I did not even bring salary expectations into discussion right away, that's how motivated to start I was.

Pivoting, or failing with bravery

In 2016 we had a situation where we had to rethink a lot of our strategy and change the platform. I flew to Denmark so we could work together to pivot toward something else. 

I remember just feeling really energized. We worked all weekend, lots of pizza, lots of Coke, and we changed all our current projects and made plans for new projects. To be honest, not all of our plans worked — one of our big projects failed — but instead of sitting at home, we said okay, this is the situation, let’s get together and change things. We all felt that we could turn things to our favor if we acted on it.

Getting the vaccine (no, not that vaccine)

On average (and in normal, pre-Corona days) I usually travel to Denmark six times a year. We have these quarterly all-hands events, and I’ve never missed one. Besides quarterly events, I like to make sure I am in Denmark for the Christmas party plus one or two special projects as well.

The quarterly meetings are excellent. Getting everyone together in one room is really nice, and I think it’s also important for all the new people to be able to meet their colleagues and get a true sense of how we work.

We call it getting the vaccine — the AutoUncle vaccine. But maybe we should call it an injection because a vaccine is to prevent something… In any case we all get a strong dose of the AutoUncle energy which inspires us to keep working hard on what’s coming up next. 

A culture of honesty

I believe every company has fun in its own way. And to be honest we didn't talk about this culture thing that much back in the days when I first started. When I joined the whole company only had seven or eight employees in total. And then of course we grew very quickly. 

I think it was during that growth phase — doing all that hiring — that we realized the culture was very important. We had to identify who we were so we could define what kind of people we wanted to hire. And having that guide is very helpful when I’m recruiting so I have something to refer to. 

We all have limitations, and I want to work well with people — not against them or in spite of them. I always want to be very straightforward with my colleagues, and I don’t want to worry about sharing an honest opinion and having someone take it personally. At AutoUncle we can be completely honest with each other, and that’s what matters most to me.

Understanding the Most Human Company

I think the Most Human Company is a place where you get a lot of understanding from each other. I think everyone has ups and downs, and it’s important to be able to talk about that in a professional way.
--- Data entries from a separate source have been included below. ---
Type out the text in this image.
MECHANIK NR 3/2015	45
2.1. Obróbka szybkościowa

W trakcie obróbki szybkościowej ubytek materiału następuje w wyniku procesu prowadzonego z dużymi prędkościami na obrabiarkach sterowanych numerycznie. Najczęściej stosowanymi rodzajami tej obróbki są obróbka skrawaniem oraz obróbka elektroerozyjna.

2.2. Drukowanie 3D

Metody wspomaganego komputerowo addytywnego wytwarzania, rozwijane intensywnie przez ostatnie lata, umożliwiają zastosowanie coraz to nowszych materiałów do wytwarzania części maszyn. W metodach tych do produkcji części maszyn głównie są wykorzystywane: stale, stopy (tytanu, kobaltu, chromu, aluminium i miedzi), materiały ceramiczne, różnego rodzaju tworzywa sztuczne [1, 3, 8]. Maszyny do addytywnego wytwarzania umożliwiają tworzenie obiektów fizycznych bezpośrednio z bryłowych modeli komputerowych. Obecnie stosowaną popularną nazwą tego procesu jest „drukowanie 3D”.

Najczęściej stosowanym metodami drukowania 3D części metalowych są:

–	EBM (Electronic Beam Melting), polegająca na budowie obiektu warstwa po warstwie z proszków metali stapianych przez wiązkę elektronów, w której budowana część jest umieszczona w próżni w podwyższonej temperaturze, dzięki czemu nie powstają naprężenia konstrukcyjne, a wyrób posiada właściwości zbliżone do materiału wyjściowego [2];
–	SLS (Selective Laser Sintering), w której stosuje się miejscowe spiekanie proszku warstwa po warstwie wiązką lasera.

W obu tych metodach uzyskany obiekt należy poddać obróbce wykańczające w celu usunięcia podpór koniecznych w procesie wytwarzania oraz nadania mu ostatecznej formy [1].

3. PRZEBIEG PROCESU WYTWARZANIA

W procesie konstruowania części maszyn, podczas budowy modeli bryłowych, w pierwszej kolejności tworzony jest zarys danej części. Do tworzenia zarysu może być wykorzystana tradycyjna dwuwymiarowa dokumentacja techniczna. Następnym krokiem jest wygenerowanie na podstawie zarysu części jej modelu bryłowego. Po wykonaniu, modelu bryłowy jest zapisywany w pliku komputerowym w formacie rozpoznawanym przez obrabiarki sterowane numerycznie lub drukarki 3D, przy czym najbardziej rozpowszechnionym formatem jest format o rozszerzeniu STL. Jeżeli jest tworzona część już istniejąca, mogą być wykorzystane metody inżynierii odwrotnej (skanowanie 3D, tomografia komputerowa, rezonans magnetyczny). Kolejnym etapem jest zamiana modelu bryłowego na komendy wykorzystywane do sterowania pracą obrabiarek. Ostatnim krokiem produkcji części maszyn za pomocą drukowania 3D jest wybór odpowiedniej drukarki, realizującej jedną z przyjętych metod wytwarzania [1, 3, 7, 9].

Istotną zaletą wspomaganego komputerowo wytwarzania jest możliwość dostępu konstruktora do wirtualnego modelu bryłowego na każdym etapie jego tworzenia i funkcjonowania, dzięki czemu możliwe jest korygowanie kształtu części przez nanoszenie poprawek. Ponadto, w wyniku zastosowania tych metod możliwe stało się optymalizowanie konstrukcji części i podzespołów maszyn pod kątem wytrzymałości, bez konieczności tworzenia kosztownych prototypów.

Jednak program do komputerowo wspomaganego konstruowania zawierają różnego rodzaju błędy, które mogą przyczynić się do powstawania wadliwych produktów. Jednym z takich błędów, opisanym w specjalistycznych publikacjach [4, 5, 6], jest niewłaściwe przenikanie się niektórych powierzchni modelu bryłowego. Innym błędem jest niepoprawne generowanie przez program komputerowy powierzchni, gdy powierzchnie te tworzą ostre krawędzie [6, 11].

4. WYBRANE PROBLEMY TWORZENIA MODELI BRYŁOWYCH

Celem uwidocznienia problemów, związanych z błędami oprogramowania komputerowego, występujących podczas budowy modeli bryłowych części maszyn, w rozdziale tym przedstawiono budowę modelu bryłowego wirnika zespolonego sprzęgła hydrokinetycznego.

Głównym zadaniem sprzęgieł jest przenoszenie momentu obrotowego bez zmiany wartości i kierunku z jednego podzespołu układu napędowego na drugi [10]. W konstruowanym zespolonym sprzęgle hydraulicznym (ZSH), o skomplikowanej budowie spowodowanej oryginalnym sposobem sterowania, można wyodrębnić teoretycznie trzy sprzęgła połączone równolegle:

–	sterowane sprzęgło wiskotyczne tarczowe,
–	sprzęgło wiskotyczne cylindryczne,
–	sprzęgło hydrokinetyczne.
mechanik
When we meet, we always start with a check-in, so the other person knows if you have something on your mind. It’s also so I can know if something is going on in the other person’s life which might affect the work I’m doing. If so, maybe I’ll try to reschedule, but I can’t have hard feelings about it because I know that someday I will be like that, too.

I think a big part of being the Most Human Company is that you then have an understanding where I am and vice versa.

My growth as a human with AutoUncle

I used to be shy. I never liked to speak in public, and I had a hard time opening up to new people. I don’t feel like I have this problem anymore.

I think it is related to how we work at AutoUncle. I’m not exactly sure what the moment was that changed things for me. I’m still an introvert. But it’s really helped me interact better with my colleagues, and I don’t have a problem meeting and connecting with people anymore. 

I feel that the person I am today is part of how AutoUncle operates, for sure. I would probably be a totally different person if I was working in a different, more corporate environment. 

Here to stay — as long as there’s a challenge 

People leave other people, not jobs. At least this is what I have experienced and believe.. So far I’ve had an exciting journey with my colleagues and I feel very motivated about the things we’re doing and the things we're going to do. I see the company growing, so I'm not looking for a new job or anything. I have gotten some offers — but to be honest I just wasn’t interested in any of them. 

I think people leave their jobs when they want a different challenge. I feel quite challenged here, so I don’t feel the need for something else.